Naquela sexta-feira saí à deriva, quando uma lua cheia me bateu na cabeça. Pensei quão feliz era um homem que experimenta, inconscientemente, estar tão livre, dessa espécie de liberdade. O vento fresco, marítimo, também parecia perdido em meio á noite de parcas estrelas. Uma leve tontura me guiava os passos, ainda sólidos.
Juliana na cabeça e o perfume que ela não me deu. Segui o mundo, segui o ritmo. As luzes que ao longe piscavam definiam uma orla côncava, onde a vida sabia à sonho de náufrago.
Ela ainda não me amava, daquele amor desgarrado. Dissera “gosto”, fugindo da fumaça espessa do meu cigarro, exigente, opressivo.
Hoje não vejo Juliana no claro do luar. Ela roda, incólume, nos vaporosos pensamentos, soltos, a voltear cirandas de lembranças e saudades.

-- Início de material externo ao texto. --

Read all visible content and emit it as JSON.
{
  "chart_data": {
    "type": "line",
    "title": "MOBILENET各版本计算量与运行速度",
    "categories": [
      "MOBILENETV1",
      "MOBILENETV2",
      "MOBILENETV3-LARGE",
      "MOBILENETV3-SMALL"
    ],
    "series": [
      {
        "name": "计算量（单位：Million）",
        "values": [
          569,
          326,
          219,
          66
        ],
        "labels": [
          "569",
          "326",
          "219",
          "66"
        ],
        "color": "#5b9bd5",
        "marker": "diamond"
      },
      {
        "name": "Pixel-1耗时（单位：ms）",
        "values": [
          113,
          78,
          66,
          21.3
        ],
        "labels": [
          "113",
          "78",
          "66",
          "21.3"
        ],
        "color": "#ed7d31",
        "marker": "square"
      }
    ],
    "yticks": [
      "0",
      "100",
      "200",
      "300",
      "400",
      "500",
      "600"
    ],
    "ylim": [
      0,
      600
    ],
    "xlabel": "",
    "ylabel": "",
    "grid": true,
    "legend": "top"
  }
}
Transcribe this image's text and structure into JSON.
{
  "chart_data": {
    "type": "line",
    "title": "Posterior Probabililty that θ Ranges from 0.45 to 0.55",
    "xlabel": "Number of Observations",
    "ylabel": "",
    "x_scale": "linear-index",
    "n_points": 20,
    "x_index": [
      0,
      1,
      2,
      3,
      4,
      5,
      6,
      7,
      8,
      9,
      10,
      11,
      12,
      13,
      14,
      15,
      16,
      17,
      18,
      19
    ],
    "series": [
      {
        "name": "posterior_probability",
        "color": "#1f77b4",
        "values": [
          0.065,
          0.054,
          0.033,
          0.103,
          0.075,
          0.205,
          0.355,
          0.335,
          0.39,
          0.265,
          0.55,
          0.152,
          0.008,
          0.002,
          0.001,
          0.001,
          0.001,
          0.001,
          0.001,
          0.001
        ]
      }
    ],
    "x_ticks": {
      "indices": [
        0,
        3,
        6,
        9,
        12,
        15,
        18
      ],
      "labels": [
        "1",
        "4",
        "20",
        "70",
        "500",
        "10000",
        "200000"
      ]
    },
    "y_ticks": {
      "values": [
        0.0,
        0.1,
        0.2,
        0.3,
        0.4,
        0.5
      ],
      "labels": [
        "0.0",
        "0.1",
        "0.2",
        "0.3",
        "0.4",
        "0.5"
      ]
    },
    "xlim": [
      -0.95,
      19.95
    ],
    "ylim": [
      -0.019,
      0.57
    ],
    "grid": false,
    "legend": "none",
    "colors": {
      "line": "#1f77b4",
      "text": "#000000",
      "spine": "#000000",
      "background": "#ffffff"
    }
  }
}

Tenho sob pés a cidade, que passa rápida, que passa lenta, que passa... As ruas se sucedem iluminadas como nos fliperamas, sonoras como nos filmes hollywoodianos, inesperadas como nos autódromos. As ruas que sabidamente são minhas, porque as tenho nos olhos e no coração. As ruas que ganhei dia-a dia, noite-a-noite de todos os passantes, distraídos, indiferentes, que não as sentiram, não as compreenderam, não as experimentaram do gosto ácido das urinas, da doçura inquieta do álcool, da secura morna dos fumos.
Torno a antegozar da loucura, da liberdade da loucura em meio à horda infinda que vagueia indisciplinada pelas vias e pelas esquinas. Agora a tontura está nos gestos, está nos olhos, está no sexo, está nos passos de quem passa. Amei as praças, da convivência, do remanso das almas, da exibição. A praça é narcísea, é redonda, é mambembe, é humana. É mais humana que as ruas, por onde corre, por onde esconde, por onde escorre até a próxima praça.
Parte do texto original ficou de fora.